Чародей и Дурак
Шрифт:
Дорогой Таул!
Если ты читаешь эти строки — значит меня уже нет в живых. Некоторое время назад я узнал, что мне недолго осталось жить, потому я тебе и пишу. Мне нужно кое-что сказать тебе, кое-что объяснить, а мы, может статься, больше уже не встретился. Поэтому я пишу, хотя предпочел бы поговорить с тобой, и надеюсь, что сумею передать в письме все богатство устной речи.
Прежде всего, Таул, я должен сказать тебе, что сердцем я всегда с тобой. Меня постоянно гнетет то, что я поставил перед тобой почти невыполнимую задачу и тем помешал тебе жить собственной жизнью. И я прошу у тебя прошения здесь, в этих строках, ибо я стар и не желаю сходить
А теперь поговорим о твоем странствии. Когда я отправил тебя в путь и в устах твоих звенело пророчество Марода, а в глазах сияло предчувствие победы, я еще многого не понимал. Я не знал ни истинного смысла пророчества, ни роли мальчика, на розыски которого ты отправился. Я был уверен только в том, что речь идет о воине.
За истекшие годы я узнал больиле. Теперь я убежден, что те два дома, что должны слиться, — это Брен и Королевства. И союз их приведет к войне. Все так и говорят о том, что войн, подобной этой, мир не знал уже тысячу лет. Если не убить ее в зародыше, она разорит весь континент.
И я боюсь, что Брену будут помогать сверхъестественные силы. Ларн, остров оракулов будет снабжать его нужными сведениями. Оба эти места связаны — не знаю, кем или чем. Ларнский храм должен быть разрушен — только тогда его оракулы перестанут помогать Брену. Брен познает мир лишь в том случае, если будет сокрушен Ларн.
Ларн... Это место преследует меня во сне и, боюсь, не оставит даже за могилой. Таул, найди мальчика. Он один способен уничтожить это проклятое место.
А теперь последнее. — Не только Ларн посещает мои сны: я вижу еще человека с ножом, стоящего надо мной. Каждую ночь он снится мне, и каждую ночь нoж опускается, пронзая мне сердце. Боюсь, что однажды я проснусь и увижу это наяву. Во сне человек с ножом — это марионетка, которую водят за ниточки. Он действует не по своей боле.
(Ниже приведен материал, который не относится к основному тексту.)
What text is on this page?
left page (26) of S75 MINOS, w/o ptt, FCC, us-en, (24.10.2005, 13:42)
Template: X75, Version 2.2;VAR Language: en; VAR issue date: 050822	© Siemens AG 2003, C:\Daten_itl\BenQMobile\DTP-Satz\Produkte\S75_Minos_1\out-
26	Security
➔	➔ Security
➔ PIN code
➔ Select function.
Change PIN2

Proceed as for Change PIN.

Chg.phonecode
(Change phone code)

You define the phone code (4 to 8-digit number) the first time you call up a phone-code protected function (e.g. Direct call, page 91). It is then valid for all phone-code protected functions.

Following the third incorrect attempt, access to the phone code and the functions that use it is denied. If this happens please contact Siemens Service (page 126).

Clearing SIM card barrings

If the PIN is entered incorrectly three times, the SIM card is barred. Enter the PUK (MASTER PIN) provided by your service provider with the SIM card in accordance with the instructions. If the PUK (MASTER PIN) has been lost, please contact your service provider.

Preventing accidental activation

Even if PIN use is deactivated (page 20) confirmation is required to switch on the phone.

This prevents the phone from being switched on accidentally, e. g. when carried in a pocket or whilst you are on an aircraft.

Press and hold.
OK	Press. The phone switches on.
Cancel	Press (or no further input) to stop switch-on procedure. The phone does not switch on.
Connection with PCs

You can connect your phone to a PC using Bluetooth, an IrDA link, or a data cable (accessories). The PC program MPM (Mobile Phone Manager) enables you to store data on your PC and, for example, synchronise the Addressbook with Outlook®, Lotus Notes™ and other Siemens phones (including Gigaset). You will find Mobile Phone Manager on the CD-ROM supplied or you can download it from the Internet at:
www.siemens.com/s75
Таул, кто бы ни убил меня, он не отвечает за мою смерть. Передай ему, что я его прощаю, и пусть он не винит себя. Такой, как я, старик все равно стоит одной ногой в могиле.
Прощай, мой добрый друг, и пусть Борк приведет тебя к цели.
Навсегда остающийся у тебя в долгу.
Таул опустил письмо на колени и посмотрел в ночное небо. Оно было полно звезд. Странно, что раньше он не замечал, каким миром он дышит, как красивы звезды, как свеж воздух.
Кролик на вертеле миновал стадию готовности, почернел и обуглился. Таул снял его с огня и остудил, чувствуя, что мясо, хоть и горелое, понравится ему. Не выпуская письма, он дотянулся до мешка и достал оттуда меньшую из двух фляг. Раскупорил ее и отпил глоток лучшей Мейборовой браги. Только один. Золотистая жидкость согрела его до самого нутра. Он встал и отошел подальше от стены замка, все так же держа в руке письмо Бевлина.
Перед ним в лунном свете лежала широкая долина. Среди травы темнели деревья, и вдалеке нитью чистейшего серебра струилась вода. Прекрасен был этот вид, тихий и величественный, будто собор. Он был полон покоя и благодати, но прежде всего — прощения. Тихо веял бриз, ласково мерцали звезды, огромное темное небо ложилось бальзамом на душу, и земля бережно держала тело.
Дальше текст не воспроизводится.